Data, Privacy and Cybersecurity
Management of privacy and cybersecurity obligations, from strategic advice, to the adoption of risk management measures and the role of DPO.
Expert legal assistance in privacy, cybersecurity and data protection for compliance with the latest European and national regulations.
The activity of assistance and advice in the field of privacy covers the different needs of the Client both in defense in Court and before Authorities, and in advice related to the issues of personal data processing, privacy and confidentiality.
With its in-depth study in this field since the first Italian Regulation in 1996 and the experience gained in favor of complex corporate and multinational companies, the firm is capable of assisting the Client in identifying the most appropriate strategy to be adopted in relation to the processing operations carried out, as well as in the timely fulfillments required by European (GDPR) and national legislation (mapping of processing, gap analysis, definition of privacy policies, preparation of consent to processing, designation of data processors and system administrators, joint data controllership agreements, documentation system, data protection impact assessments, definition of internal regulatory acts relating to employment relationships and the use of IT tools and e-mail, risk analysis, identification and verification of security measures, compliance with data transfer outside the EU/EEA).
The skills acquired enable to assist Clients effectively also with regard to processing with specific characteristics or carried out through the most modern IT technologies (collection and communication via web, extra EU/EEA data transfers, use of geolocation systems, use of cookies and similar technologies, off-line and on-line profiling, marketing by social networks, RFID, Cloud Computing, video surveillance, processing of sensitive and genetic data, automated decisions), as well as for the necessary training of the customer's employees (apical and operational) involved in processing operations.
The firm also provides its Clients with Data Protection Officer (DPO) services.
In the area of cybersecurity, the firm's professionals provide advice and assistance with respect to the legal requirements needed to ensure the compliance of companies and other entities with the relevant regulations, including NIS2, as implemented in Italy, DORA and national cybersecurity legislation.

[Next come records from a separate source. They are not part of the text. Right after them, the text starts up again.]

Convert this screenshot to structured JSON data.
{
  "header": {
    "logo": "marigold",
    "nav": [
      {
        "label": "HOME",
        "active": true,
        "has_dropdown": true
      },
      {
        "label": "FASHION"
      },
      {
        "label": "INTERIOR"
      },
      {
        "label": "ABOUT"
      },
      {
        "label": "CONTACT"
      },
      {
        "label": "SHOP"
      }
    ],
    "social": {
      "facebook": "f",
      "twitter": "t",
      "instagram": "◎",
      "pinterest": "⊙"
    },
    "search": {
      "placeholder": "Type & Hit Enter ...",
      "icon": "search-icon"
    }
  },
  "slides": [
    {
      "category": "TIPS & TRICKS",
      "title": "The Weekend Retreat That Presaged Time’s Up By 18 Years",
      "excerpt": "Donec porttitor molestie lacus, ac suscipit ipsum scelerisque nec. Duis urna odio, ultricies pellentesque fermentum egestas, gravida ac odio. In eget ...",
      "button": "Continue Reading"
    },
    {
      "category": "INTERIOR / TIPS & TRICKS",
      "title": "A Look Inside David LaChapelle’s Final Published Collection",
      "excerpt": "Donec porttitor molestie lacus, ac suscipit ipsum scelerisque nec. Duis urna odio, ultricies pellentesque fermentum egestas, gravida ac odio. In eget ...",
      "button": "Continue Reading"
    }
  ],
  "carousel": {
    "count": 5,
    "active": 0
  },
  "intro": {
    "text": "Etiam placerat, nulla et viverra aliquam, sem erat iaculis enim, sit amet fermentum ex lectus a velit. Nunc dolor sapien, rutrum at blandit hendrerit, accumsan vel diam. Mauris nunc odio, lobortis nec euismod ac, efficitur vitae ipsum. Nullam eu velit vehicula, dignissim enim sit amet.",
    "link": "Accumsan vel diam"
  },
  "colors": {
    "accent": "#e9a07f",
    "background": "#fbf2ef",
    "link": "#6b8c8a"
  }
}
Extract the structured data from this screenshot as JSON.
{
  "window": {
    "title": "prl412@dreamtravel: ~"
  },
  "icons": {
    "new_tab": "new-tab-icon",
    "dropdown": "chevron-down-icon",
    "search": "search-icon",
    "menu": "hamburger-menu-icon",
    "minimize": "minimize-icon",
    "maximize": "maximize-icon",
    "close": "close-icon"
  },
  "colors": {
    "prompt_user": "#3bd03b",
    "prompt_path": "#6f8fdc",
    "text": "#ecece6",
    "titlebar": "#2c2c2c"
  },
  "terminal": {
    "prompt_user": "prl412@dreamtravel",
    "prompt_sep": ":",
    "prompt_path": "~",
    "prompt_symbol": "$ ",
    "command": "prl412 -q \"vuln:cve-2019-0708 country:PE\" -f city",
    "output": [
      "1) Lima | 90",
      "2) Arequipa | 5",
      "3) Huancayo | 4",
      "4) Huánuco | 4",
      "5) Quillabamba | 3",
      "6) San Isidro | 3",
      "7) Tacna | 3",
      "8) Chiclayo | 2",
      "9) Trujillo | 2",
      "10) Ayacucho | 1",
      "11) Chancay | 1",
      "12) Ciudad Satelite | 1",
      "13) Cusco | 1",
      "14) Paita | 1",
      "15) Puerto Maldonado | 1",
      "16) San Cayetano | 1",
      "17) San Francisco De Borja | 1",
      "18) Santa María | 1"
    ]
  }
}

The firm's expertise also enables it to effectively assist its clients with respect to the obligations and opportunities arising from other EU Data regulations, and therefore with respect to issues such as the provision of data intermediation services, the voluntary data sharing through ‘data altruism’ and the re-use of certain categories of protected data held by public sector bodies under the Data Governance Act, the exercise of rights and compliance with the obligations for data holders, data users and data recipients set out in the Data Act, as well as issues relating to the European Health Data Space (EHDS) and the design and management of other data spaces.